A 2 August 1910 letter from the museum’s holdings from Rev. Daniel M. Gandier to J.P. Smith of San Diego concerning a possible political campaign by police chief Jefferson K. Wilson with a platform including fighting saloons.

Still, the letter went on, the League’s position was that “the whole of any county outside of municipal corporations shall be allowed to vote as one unit, and that saloons shall not be permitted anywhere in such distinct unless the majority vote in favor thereof.”  Senator Wright, though “positively refuses to support such a measure.”

Consequently, Chapman noted, former judge Sloane “is a tried and true friend of civic righteousness” and “the best things in public life,” meaning, particularly, that “he is opposed to political domination by saloons” or special interests generally.  Concluding his letter, the superintendent asked “that you not only vote for the nomination of Judge Sloane” in the Republican primary “but also urge others to do likewise, and this assure for him the largest majority possible.”

On the 9th, Robert H. Young, another League official, wrote to “Brother Smith” to say that it was the end of the business day “and those outside county lists have not come to hand,” presumably meaning voter lists for those living outside the city of San Diego and within the county.  He asked “WHAT IS THE MATTER?” in exasperation.

A long missive from this day in 1910 from superintendent Ervin Chapman to an unnamed recipient regarding state Senator Leroy Wright’s opposition to local option laws on saloons and promoting a primary challenge by former city judge (and future Superior Court jurist) William A. Sloane.

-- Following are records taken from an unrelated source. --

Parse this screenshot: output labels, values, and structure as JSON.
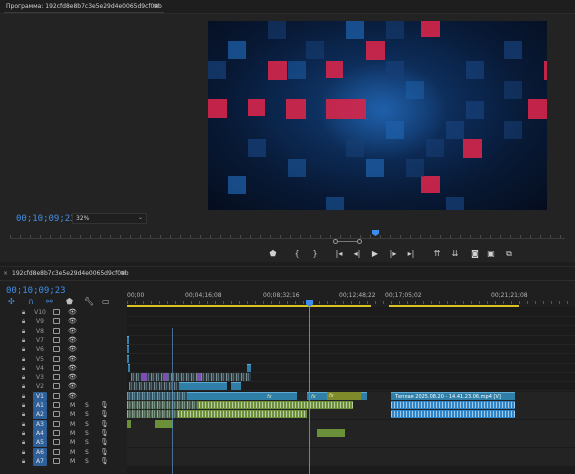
{
  "program_monitor": {
    "tab_label": "Программа: 192cfd8e8b7c3e5e29d4e0065d9cf0ab",
    "menu_icon": "≡",
    "timecode": "00;10;09;23",
    "zoom": "32%",
    "transport_icons": [
      "marker-icon",
      "mark-in-icon",
      "mark-out-icon",
      "go-to-in-icon",
      "step-back-icon",
      "play-icon",
      "step-forward-icon",
      "go-to-out-icon",
      "lift-icon",
      "extract-icon",
      "export-frame-icon",
      "comparison-icon",
      "settings-icon"
    ]
  },
  "timeline": {
    "tab_close": "×",
    "tab_label": "192cfd8e8b7c3e5e29d4e0065d9cf0ab",
    "menu_icon": "≡",
    "timecode": "00;10;09;23",
    "ruler_labels": [
      "00;00",
      "00;04;16;08",
      "00;08;32;16",
      "00;12;48;22",
      "00;17;05;02",
      "00;21;21;08"
    ],
    "video_tracks": [
      "V10",
      "V9",
      "V8",
      "V7",
      "V6",
      "V5",
      "V4",
      "V3",
      "V2",
      "V1"
    ],
    "audio_tracks": [
      "A1",
      "A2",
      "A3",
      "A4",
      "A5",
      "A6",
      "A7"
    ],
    "selected_tracks": [
      "V1",
      "A1",
      "A2",
      "A3",
      "A4",
      "A5",
      "A6",
      "A7"
    ],
    "mute_label": "M",
    "solo_label": "S",
    "clip_label": "Теплая 2025.08.20 - 14.41.23.06.mp4 [V]",
    "fx_label": "fx"
  },
  "colors": {
    "accent_blue": "#3f8fe6",
    "video_clip": "#2f7fa8",
    "audio_clip": "#6c8f3a",
    "work_area": "#d8c323"
  }
}
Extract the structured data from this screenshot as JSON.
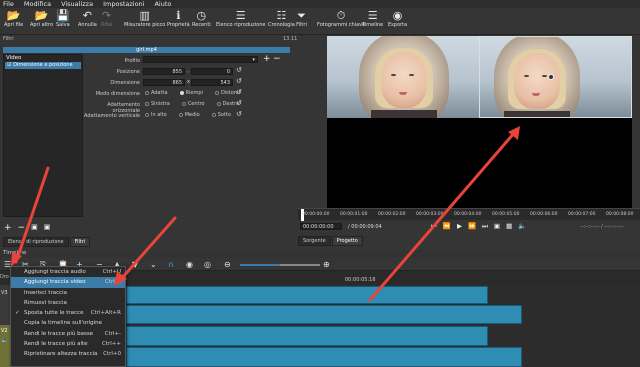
{
  "menubar": [
    "File",
    "Modifica",
    "Visualizza",
    "Impostazioni",
    "Aiuto"
  ],
  "toolbar": [
    {
      "label": "Apri file",
      "icon": "folder-icon",
      "glyph": "📂"
    },
    {
      "label": "Apri altro",
      "icon": "folder-more-icon",
      "glyph": "📂"
    },
    {
      "label": "Salva",
      "icon": "save-icon",
      "glyph": "💾"
    },
    {
      "label": "Annulla",
      "icon": "undo-icon",
      "glyph": "↶"
    },
    {
      "label": "Rifai",
      "icon": "redo-icon",
      "glyph": "↷",
      "disabled": true
    },
    {
      "label": "Misuratore picco",
      "icon": "peak-meter-icon",
      "glyph": "▥"
    },
    {
      "label": "Proprietà",
      "icon": "info-icon",
      "glyph": "ℹ"
    },
    {
      "label": "Recenti",
      "icon": "clock-icon",
      "glyph": "◷"
    },
    {
      "label": "Elenco riproduzione",
      "icon": "playlist-icon",
      "glyph": "☰"
    },
    {
      "label": "Cronologia",
      "icon": "history-icon",
      "glyph": "☷"
    },
    {
      "label": "Filtri",
      "icon": "filter-icon",
      "glyph": "⏷"
    },
    {
      "label": "Fotogrammi chiave",
      "icon": "stopwatch-icon",
      "glyph": "⏱"
    },
    {
      "label": "Timeline",
      "icon": "timeline-icon",
      "glyph": "☰"
    },
    {
      "label": "Esporta",
      "icon": "export-icon",
      "glyph": "◉"
    }
  ],
  "filters": {
    "header": "Filtri",
    "header_right": "13.11",
    "clip_name": "girl.mp4",
    "category": "Video",
    "selected_filter": "Dimensione e posizione",
    "profile_label": "Profilo",
    "position_label": "Posizione",
    "position_x": "855",
    "position_y": "0",
    "size_label": "Dimensione",
    "size_w": "865",
    "size_h": "543",
    "mode_label": "Modo dimensione",
    "mode_options": [
      "Adatta",
      "Riempi",
      "Distorci"
    ],
    "halign_label": "Adattamento orizzontale",
    "halign_options": [
      "Sinistra",
      "Centro",
      "Destra"
    ],
    "valign_label": "Adattamento verticale",
    "valign_options": [
      "In alto",
      "Medio",
      "Sotto"
    ]
  },
  "left_tabs": [
    "Elenco di riproduzione",
    "Filtri"
  ],
  "preview": {
    "ruler": [
      "00:00:00:00",
      "00:00:01:00",
      "00:00:02:00",
      "00:00:03:00",
      "00:00:04:00",
      "00:00:05:00",
      "00:00:06:00",
      "00:00:07:00",
      "00:00:08:00"
    ],
    "timecode": "00:00:00:00",
    "duration": "/ 00:00:09:04",
    "inout": "--:--:--:-- / --:--:--:--",
    "tabs": [
      "Sorgente",
      "Progetto"
    ]
  },
  "timeline": {
    "header": "Timeline",
    "ruler_mark": "00:00:05:16",
    "track_labels": [
      "Dro",
      "V3",
      "V2"
    ],
    "v2_label": "V2"
  },
  "context_menu": [
    {
      "label": "Aggiungi traccia audio",
      "shortcut": "Ctrl+U"
    },
    {
      "label": "Aggiungi traccia video",
      "shortcut": "Ctrl+I",
      "highlighted": true
    },
    {
      "label": "Inserisci traccia",
      "shortcut": ""
    },
    {
      "label": "Rimuovi traccia",
      "shortcut": ""
    },
    {
      "label": "Sposta tutte le tracce",
      "shortcut": "Ctrl+Alt+R",
      "checked": true
    },
    {
      "label": "Copia la timeline sull'origine",
      "shortcut": ""
    },
    {
      "label": "Rendi le tracce più basse",
      "shortcut": "Ctrl+-"
    },
    {
      "label": "Rendi le tracce più alte",
      "shortcut": "Ctrl++"
    },
    {
      "label": "Ripristinare altezza traccia",
      "shortcut": "Ctrl+0"
    }
  ],
  "colors": {
    "accent": "#3c7ca8",
    "arrow": "#e8443a",
    "clip": "#2f8cb3"
  }
}
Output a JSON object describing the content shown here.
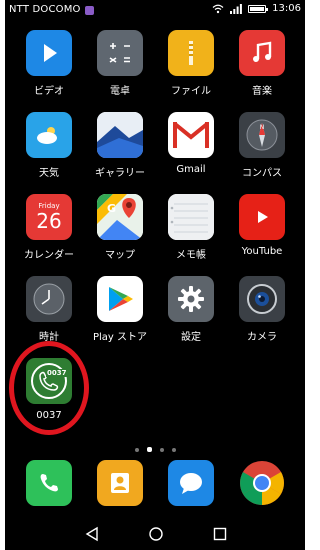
{
  "status": {
    "carrier": "NTT DOCOMO",
    "time": "13:06"
  },
  "apps": [
    {
      "label": "ビデオ"
    },
    {
      "label": "電卓"
    },
    {
      "label": "ファイル"
    },
    {
      "label": "音楽"
    },
    {
      "label": "天気"
    },
    {
      "label": "ギャラリー"
    },
    {
      "label": "Gmail"
    },
    {
      "label": "コンパス"
    },
    {
      "label": "カレンダー",
      "calendar_day": "Friday",
      "calendar_date": "26"
    },
    {
      "label": "マップ"
    },
    {
      "label": "メモ帳"
    },
    {
      "label": "YouTube"
    },
    {
      "label": "時計"
    },
    {
      "label": "Play ストア"
    },
    {
      "label": "設定"
    },
    {
      "label": "カメラ"
    },
    {
      "label": "0037",
      "icon_text": "0037"
    }
  ],
  "page_indicator": {
    "count": 4,
    "active": 1
  },
  "dock": [
    {
      "icon": "phone-icon"
    },
    {
      "icon": "contacts-icon"
    },
    {
      "icon": "messages-icon"
    },
    {
      "icon": "chrome-icon"
    }
  ],
  "navbar": [
    "back-icon",
    "home-icon",
    "recents-icon"
  ],
  "colors": {
    "highlight": "#e0161f",
    "app_0037_bg": "#2e7d32"
  }
}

Young added the Gandier was in San Bernardino and was heading north to Visalia, but that “the letters are printed and folded and the girls [to seal and stamp envelopes?] are ready for the lists,” but “time is getting short.”  The writer hoped that “the morning mail will bring” the lists and added a postscript that most of the San Diego city lists were sent back the previous evening.

As it turned out, the attempt to unseat Senator Wright failed and he was reelected.  In fact, Wright was a conservative who was strongly against woman suffrage and opposed to the Progressive platform that brought the recall, initiative, and referendum to California in 1911.

Yet, the League continued to advocate for its temperance ideals and hoped that a 1916 statewide initiative to ban saloons would be the culmination of years of hard work, though the measure lost (it did win a solid majority in southern California.)  Gandier, however, promoted a Los Angeles city ordinance to ban saloons and which would restrict the serving of alcohol in restaurants that, in fall 1917, did pass.

A 9 August 1910 missive from Robert H. Young to Smith decrying the delay of voter lists for the local option campaign and asking “WHAT IS THE MATTER?” with getting those to him.

The Gandier ordinance, as it was known, did not remain in effect for long, however, as the push for Prohibition was successful at the federal level shortly thereafter, including the enactment of the 18th Amendment a century ago this year.  The Homestead’s next exhibit, going up very soon, will cover the Prohibition years, so look for a post on that and come out to see the display over the next several months.